Notes of a Conscientious Objector
After a whole lot of soul-searching I did file for “conscientious objector” status during the Vietnam War. I was very torn about doing so. In my heart of hearts, I knew that if it were a generation earlier I would, like my father before me, have gone to war against the Nazi’s and fascism. I was not a pacifist. But I believed the Vietnam War was a terrible mistake, morally wrong and sustained by lies.
These days I agonize about the American Culture Wars. Regrettably, there is no official way to file for “conscientious objector” status. In fact, it seems that these days everything is framed, immediately, inexorably, to the culture wars narrative. I had hoped that in the Biden dispensation there might be less of this.
Perhaps it is unavoidable. Few of us can digest the quantity of news coming our way. It’s too much. How do you cope with an information overload? How do you make sense of it?
One way, is to fit it into a narrative, a story. So our news sources (all of them) frame the facts according to a narrative, whether progressive or conservative, red or blue, Republican or Democrat. As an information management tool, it is understandable. As a citizenship practice, it is dubious.
Take the recent Georgia legislation on voting. Is it “voter suppression” and a new iteration of “Jim Crow?” Or a plan to make voting more secure and above reproach? It does extend the period for absentee voting. The business of not handing out water to those waiting in line to vote seems ludicrous and inhumane. But a similar provision already exists in Joe Biden’s home state of Delaware.
Or consider “the Trans Wars,” and Andrew Sullivan’s proposal for a “truce.”
Being of liberal bent, I incline toward the interpretation of the Georgia law that sees it as a Republican bid to disenfranchise eligible voters. But I note that one whom we sainted two months ago, Georgia election official, Gabriel Sterling, who then called out Trump’s “Big Lie,” now says that those shouting “Jim Crow” are trading in fabrications no different than those of Trump and his “big lie.”

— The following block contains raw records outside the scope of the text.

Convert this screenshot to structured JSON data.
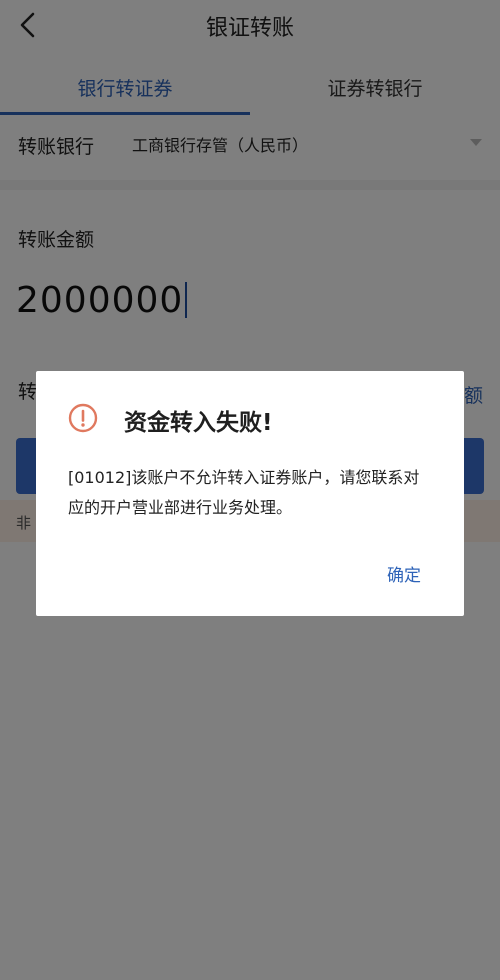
{
  "header": {
    "title": "银证转账",
    "back_icon": "back-arrow-icon"
  },
  "tabs": [
    {
      "label": "银行转证券",
      "active": true
    },
    {
      "label": "证券转银行",
      "active": false
    }
  ],
  "form": {
    "bank_label": "转账银行",
    "bank_value": "工商银行存管（人民币）",
    "amount_label": "转账金额",
    "amount_value": "2000000",
    "partial_left_label": "转",
    "partial_right_label": "额",
    "partial_bottom_label": "非"
  },
  "dialog": {
    "icon": "exclamation-circle-icon",
    "title": "资金转入失败!",
    "message": "[01012]该账户不允许转入证券账户，请您联系对应的开户营业部进行业务处理。",
    "ok_label": "确定"
  },
  "colors": {
    "accent": "#2e63b8",
    "warning": "#e0795f",
    "primary_button": "#3b6fd0"
  }
}
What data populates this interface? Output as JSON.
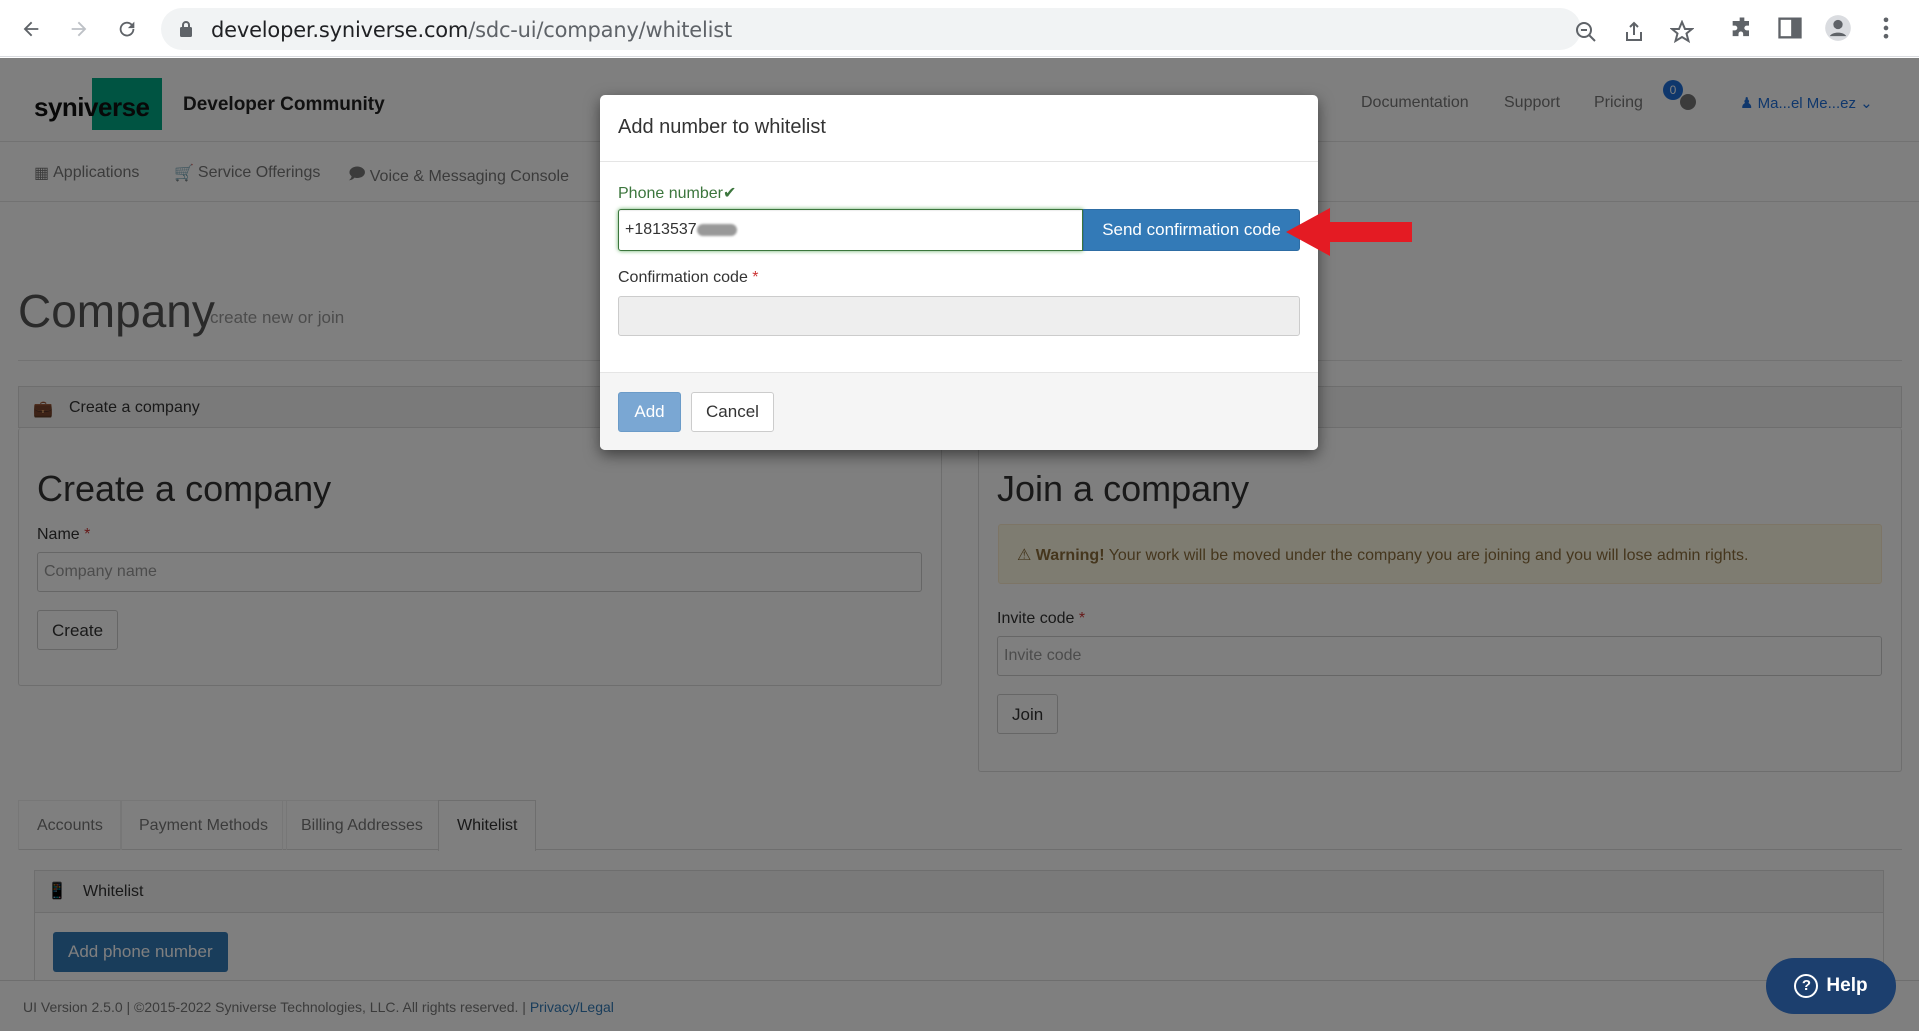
{
  "browser": {
    "url_host": "developer.syniverse.com",
    "url_path": "/sdc-ui/company/whitelist"
  },
  "header": {
    "logo_text": "syniverse",
    "site_title": "Developer Community",
    "links": [
      "Documentation",
      "Support",
      "Pricing"
    ],
    "notification_count": "0",
    "user_name": "Ma...el Me...ez"
  },
  "subnav": {
    "items": [
      "Applications",
      "Service Offerings",
      "Voice & Messaging Console"
    ]
  },
  "company": {
    "title": "Company",
    "subtitle": "create new or join"
  },
  "create_panel": {
    "head": "Create a company",
    "title": "Create a company",
    "name_label": "Name",
    "name_placeholder": "Company name",
    "create_button": "Create"
  },
  "join_panel": {
    "title": "Join a company",
    "warning_strong": "Warning!",
    "warning_text": " Your work will be moved under the company you are joining and you will lose admin rights.",
    "invite_label": "Invite code",
    "invite_placeholder": "Invite code",
    "join_button": "Join"
  },
  "tabs": [
    "Accounts",
    "Payment Methods",
    "Billing Addresses",
    "Whitelist"
  ],
  "whitelist": {
    "head": "Whitelist",
    "add_button": "Add phone number"
  },
  "footer": {
    "text": "UI Version 2.5.0 | ©2015-2022 Syniverse Technologies, LLC. All rights reserved. | ",
    "link": "Privacy/Legal"
  },
  "help": {
    "label": "Help"
  },
  "modal": {
    "title": "Add number to whitelist",
    "phone_label": "Phone number",
    "phone_value": "+1813537",
    "send_button": "Send confirmation code",
    "code_label": "Confirmation code",
    "add_button": "Add",
    "cancel_button": "Cancel"
  },
  "colors": {
    "primary": "#337ab7",
    "success": "#3c763d",
    "brand_green": "#00a885",
    "arrow": "#e41b23"
  }
}
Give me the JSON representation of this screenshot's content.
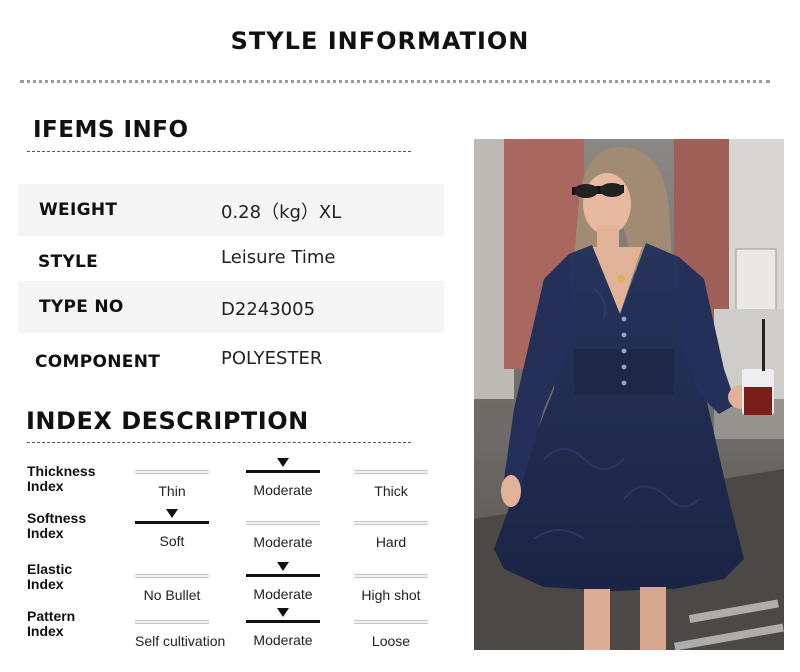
{
  "title": "STYLE INFORMATION",
  "items_info": {
    "heading": "IFEMS INFO",
    "rows": [
      {
        "label": "WEIGHT",
        "value": "0.28（kg）XL"
      },
      {
        "label": "STYLE",
        "value": "Leisure Time"
      },
      {
        "label": "TYPE NO",
        "value": "D2243005"
      },
      {
        "label": "COMPONENT",
        "value": "POLYESTER"
      }
    ]
  },
  "index_description": {
    "heading": "INDEX DESCRIPTION",
    "rows": [
      {
        "label_line1": "Thickness",
        "label_line2": "Index",
        "options": [
          "Thin",
          "Moderate",
          "Thick"
        ],
        "selected_index": 1
      },
      {
        "label_line1": "Softness",
        "label_line2": "Index",
        "options": [
          "Soft",
          "Moderate",
          "Hard"
        ],
        "selected_index": 0
      },
      {
        "label_line1": "Elastic",
        "label_line2": "Index",
        "options": [
          "No Bullet",
          "Moderate",
          "High shot"
        ],
        "selected_index": 1
      },
      {
        "label_line1": "Pattern",
        "label_line2": "Index",
        "options": [
          "Self cultivation",
          "Moderate",
          "Loose"
        ],
        "selected_index": 1
      }
    ]
  },
  "colors": {
    "dress": "#1f2a4d",
    "marker": "#111111",
    "row_shade": "#f5f5f5"
  }
}
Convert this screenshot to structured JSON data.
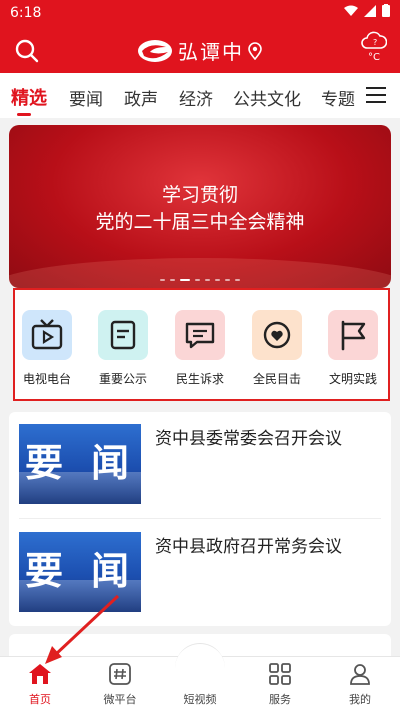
{
  "status": {
    "time": "6:18"
  },
  "header": {
    "app_name": "弘谭中",
    "weather_unit": "°C",
    "weather_value": "?"
  },
  "tabs": [
    {
      "label": "精选",
      "active": true
    },
    {
      "label": "要闻"
    },
    {
      "label": "政声"
    },
    {
      "label": "经济"
    },
    {
      "label": "公共文化"
    },
    {
      "label": "专题"
    }
  ],
  "banner": {
    "line1": "学习贯彻",
    "line2": "党的二十届三中全会精神",
    "active_dot": 2,
    "dot_count": 8
  },
  "shortcuts": [
    {
      "label": "电视电台",
      "icon": "tv-icon",
      "bg": "#cfe6fb"
    },
    {
      "label": "重要公示",
      "icon": "notice-icon",
      "bg": "#cff2f1"
    },
    {
      "label": "民生诉求",
      "icon": "message-icon",
      "bg": "#fbd6d6"
    },
    {
      "label": "全民目击",
      "icon": "eye-icon",
      "bg": "#fde2cc"
    },
    {
      "label": "文明实践",
      "icon": "flag-icon",
      "bg": "#fbd6d6"
    }
  ],
  "news": [
    {
      "title": "资中县委常委会召开会议",
      "thumb_text": [
        "要",
        "闻"
      ]
    },
    {
      "title": "资中县政府召开常务会议",
      "thumb_text": [
        "要",
        "闻"
      ]
    }
  ],
  "bottom_nav": [
    {
      "label": "首页",
      "icon": "home-icon",
      "active": true
    },
    {
      "label": "微平台",
      "icon": "hashtag-icon"
    },
    {
      "label": "短视频",
      "icon": "video-icon"
    },
    {
      "label": "服务",
      "icon": "grid-icon"
    },
    {
      "label": "我的",
      "icon": "user-icon"
    }
  ],
  "colors": {
    "brand": "#e0141e",
    "highlight_border": "#e02020"
  }
}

Should I cheer the businesses that jumped in, i.e. Coca-Cola, Delta and Major League Baseball? Or should I regret their action as unnecessarily adding fuel to the fire, and freighting consumer choices as political declarations? Our life, it seems to me, is already over-politicized.
In one of the better columns exploring the Georgia law, the NYT writer, Jamelle Bouie, said that context matters. The problem with those objecting that the new Georgia legislation has nothing to do with the Jim Crow heritage is that this, “Asks us to ignore context and extend good faith to lawmakers who overhauled their state’s election laws because their party lost an election.”
Context does, inescapably, matter. Which is why it’s hard to view the video of Derek Chauvin with his knee on George Floyd’s neck and not think of the long, terrible history of lynching and the breath stolen from countless African-Americans at the end of a rope.
Still — and this is my fear — that our recourse to choosing sides, to combatant status in the Culture Wars, to one explains-it-all narrative for each and every event reduces the beautiful/ terrible complexity of human life to an ideological strait-jacket. And it makes it far more likely that that we will chose being right over being in relationship. In doing so, we make any real progress on issues, or reconciliation among us, all but impossible.